The City of Nazareth, and interesting find.

by Crazyguy 15 Replies latest watchtower bible

  • Crazyguy
    Crazyguy

    That's a good piont , remember the Bosnia and Serbian war in the 1990s these people were still holding grudges about things that happen to thier kind hundreds even thousands of years ago. I'm sure the moment the Egyptians saw a family dressed the way the Hebrews did they would have been killed for what had happened.

  • objectivetruth
    objectivetruth

    Can you please post a link to the video crazy?

  • Crazyguy
    Crazyguy

    This Video is long but has a lot of good information and really will get one thinking.

    https://www.youtube.com/watch?v=LGIOU11gjFE&feature=player_detailpage

    If you are a beliving christians and want to stay that way then do not watch!

  • kaik
    kaik

    BackseatDevil. Jesus supposed to live in the 1st century where both Egypt and Judea were part of the Roman Empire. Citizens of the empire could and did traveled all over the Roman world which would include Judea and Egypt. We do not know where Jeuss in Egypt ended. Alexandria had huge Jewish population and was probably the largest Jewish city in the Ancient world at that time. Jews and Christians from 100Ad onward regularly traveled to Levant. I do not see how would Egyptians - who were not more independent country- oppose and kill some refugee from Judea.

  • HowTheBibleWasCreated
    HowTheBibleWasCreated

    Nazareth is hard. There was a SITE calle Nazareth... was it a town? I think Math, Mrk and Lk thought it was<< Gentile documents

    John mentions Galilee. That's all. And to be honests his idea that any Pharisee would ever claim a prophe had never come out of Galilee was STUPID.. Ever hear of Jonah? (2 Kings 14:25)

    John (the author) had a bone to pick with Pharisees.

    Many of these Nazareth myths start with Randell's YouTube video... Sorry Jumping over Naigra Falls doesn't qualitfy him to comment on ancient cities...

    I suggest the site became inhabetied after 70 CE when Chritianity really started!

  • BackseatDevil
    BackseatDevil

    @kaik

    If you want something closer to time frame, how about the death of Assyrian king Tiglat-Pileser III, Hosea attempted to revolt against the Assyrians... and went to the Egyptians for help in doing so. THEY AGREED, to disasterous results, and the city of Samaria fell in 722 or 720 B.C.E?

    Even back earlier in 930 B.C.E. Egyptian ruler Sishak made a campaign throughout the Levant, mainy to try and capitalize on trade and the sea ports... completely passed Jerusalem because the city because he had no interest in it. (This is contrary to the bible account at 1 Kings 14-:25-26 that gives a two sentence glossed-over solution as to why Jehu kept losing all King's Solomon's fortune.)
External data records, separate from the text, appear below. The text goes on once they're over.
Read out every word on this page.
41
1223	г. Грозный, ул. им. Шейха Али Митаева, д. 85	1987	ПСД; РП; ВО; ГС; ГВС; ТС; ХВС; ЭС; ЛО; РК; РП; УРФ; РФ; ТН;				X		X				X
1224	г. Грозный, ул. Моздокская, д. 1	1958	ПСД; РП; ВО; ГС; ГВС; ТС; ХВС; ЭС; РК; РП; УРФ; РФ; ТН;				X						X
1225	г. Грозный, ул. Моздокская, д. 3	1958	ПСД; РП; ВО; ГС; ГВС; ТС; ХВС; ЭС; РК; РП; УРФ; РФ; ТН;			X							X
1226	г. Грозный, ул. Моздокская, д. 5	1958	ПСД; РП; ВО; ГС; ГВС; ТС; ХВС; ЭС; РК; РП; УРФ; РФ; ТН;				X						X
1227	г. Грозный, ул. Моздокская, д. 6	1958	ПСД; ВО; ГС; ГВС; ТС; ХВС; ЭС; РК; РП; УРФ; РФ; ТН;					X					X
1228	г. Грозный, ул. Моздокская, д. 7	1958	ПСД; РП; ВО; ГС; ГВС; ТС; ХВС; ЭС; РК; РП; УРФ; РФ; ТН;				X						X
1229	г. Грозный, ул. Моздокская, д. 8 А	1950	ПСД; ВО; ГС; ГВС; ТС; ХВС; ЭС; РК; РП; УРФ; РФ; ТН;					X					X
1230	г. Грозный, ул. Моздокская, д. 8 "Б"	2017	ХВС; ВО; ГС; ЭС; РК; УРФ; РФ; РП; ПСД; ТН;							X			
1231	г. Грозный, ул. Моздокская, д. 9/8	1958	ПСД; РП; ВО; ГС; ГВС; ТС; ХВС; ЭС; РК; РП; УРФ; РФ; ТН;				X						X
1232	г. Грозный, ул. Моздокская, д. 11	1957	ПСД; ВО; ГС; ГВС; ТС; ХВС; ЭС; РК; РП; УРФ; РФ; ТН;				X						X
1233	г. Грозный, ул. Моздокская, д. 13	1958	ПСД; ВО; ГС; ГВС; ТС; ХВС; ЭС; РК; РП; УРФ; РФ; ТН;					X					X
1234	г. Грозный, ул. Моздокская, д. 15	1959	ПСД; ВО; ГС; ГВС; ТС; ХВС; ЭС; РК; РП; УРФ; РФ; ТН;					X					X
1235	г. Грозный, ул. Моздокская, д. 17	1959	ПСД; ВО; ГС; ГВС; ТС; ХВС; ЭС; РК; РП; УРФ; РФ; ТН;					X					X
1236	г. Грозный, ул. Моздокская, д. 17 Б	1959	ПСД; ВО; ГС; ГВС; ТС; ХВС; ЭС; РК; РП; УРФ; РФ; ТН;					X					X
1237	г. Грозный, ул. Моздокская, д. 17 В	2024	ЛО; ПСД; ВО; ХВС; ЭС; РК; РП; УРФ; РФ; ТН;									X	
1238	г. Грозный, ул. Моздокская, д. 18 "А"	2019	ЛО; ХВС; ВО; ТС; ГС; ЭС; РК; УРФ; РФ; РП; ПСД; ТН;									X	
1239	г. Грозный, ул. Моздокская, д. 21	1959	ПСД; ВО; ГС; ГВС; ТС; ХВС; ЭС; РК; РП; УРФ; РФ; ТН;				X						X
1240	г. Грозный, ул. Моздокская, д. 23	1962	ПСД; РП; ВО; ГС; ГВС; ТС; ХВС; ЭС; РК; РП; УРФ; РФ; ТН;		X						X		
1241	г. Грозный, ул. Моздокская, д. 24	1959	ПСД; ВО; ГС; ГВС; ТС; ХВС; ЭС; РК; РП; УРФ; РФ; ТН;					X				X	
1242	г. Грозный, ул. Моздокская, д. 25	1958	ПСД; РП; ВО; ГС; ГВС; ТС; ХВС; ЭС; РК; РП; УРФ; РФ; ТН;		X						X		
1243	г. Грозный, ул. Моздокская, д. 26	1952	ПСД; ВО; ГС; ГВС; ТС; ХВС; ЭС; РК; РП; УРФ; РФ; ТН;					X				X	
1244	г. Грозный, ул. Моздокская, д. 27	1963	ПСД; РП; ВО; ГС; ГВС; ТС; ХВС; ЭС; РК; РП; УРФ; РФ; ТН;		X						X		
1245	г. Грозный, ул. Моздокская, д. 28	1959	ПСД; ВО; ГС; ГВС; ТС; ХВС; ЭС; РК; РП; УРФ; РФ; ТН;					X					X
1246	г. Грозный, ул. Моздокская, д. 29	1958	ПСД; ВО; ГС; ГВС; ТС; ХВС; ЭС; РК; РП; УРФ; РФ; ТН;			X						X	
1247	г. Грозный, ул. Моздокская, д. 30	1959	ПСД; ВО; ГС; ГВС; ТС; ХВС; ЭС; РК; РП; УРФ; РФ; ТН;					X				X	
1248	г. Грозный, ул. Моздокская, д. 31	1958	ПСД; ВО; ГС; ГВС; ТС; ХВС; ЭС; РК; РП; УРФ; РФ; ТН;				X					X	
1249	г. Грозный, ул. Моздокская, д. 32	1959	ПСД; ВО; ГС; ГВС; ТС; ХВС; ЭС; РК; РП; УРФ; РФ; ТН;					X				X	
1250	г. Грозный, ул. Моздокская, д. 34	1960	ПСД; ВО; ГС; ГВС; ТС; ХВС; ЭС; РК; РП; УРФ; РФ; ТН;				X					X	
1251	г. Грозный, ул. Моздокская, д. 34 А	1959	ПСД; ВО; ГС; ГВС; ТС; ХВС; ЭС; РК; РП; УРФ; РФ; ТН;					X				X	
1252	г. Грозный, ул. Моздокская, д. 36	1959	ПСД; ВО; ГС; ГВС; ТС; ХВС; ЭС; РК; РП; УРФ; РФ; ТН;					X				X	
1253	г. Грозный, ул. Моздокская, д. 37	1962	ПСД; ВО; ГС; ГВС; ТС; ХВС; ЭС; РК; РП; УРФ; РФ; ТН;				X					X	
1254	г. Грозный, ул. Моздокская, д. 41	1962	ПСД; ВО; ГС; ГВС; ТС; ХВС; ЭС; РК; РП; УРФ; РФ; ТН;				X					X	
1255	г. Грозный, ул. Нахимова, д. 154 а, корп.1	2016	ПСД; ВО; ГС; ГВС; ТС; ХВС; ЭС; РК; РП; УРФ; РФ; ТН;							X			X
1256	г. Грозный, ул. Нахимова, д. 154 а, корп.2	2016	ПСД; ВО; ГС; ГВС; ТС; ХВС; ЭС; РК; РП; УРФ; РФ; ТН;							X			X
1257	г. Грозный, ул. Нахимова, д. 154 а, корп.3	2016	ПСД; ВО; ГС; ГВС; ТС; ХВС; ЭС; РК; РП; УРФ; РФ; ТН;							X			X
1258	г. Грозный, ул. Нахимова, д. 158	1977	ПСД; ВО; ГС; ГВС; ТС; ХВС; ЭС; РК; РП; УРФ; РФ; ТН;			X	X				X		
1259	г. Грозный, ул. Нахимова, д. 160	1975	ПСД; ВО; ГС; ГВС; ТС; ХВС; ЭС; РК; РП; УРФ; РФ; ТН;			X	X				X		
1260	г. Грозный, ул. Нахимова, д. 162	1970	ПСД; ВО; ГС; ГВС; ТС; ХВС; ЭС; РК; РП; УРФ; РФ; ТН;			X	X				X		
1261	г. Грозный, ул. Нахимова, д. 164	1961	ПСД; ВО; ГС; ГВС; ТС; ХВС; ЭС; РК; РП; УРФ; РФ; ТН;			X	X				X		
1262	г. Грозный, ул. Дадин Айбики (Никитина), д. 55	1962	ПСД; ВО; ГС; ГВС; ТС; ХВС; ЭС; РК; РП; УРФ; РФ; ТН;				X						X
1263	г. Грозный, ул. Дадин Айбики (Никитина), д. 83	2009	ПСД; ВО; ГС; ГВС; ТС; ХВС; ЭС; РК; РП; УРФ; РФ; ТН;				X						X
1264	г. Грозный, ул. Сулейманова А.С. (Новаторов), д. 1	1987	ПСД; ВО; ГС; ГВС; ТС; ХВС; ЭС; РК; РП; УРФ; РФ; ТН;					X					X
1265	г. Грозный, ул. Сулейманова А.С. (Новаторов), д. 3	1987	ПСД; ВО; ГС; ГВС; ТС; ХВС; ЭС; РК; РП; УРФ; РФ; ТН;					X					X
    Egypt's interest in that area goes back 3100 B.C.E., but almost all of that time was peaceful as long as everyone paid tribute or tax. The hill country found that Egypt was a good source of fresh water and grain, and Egypt found these "hillbillies" were a good source of olive oil and wine production. There was no mass exodus, there was no slave revolution. It just didn't happen. By the time Jesus comes along (if he came along) the towns and villiages of the area, SOME OF WHICH ONLY HAD ABOUT 50 PEOPLE IN TOTAL, were new, renamed or segmented at best. However the core centers of Judah and Israel had a relationship with the Egyptians that was considerably less dramatic than the bible writers painted.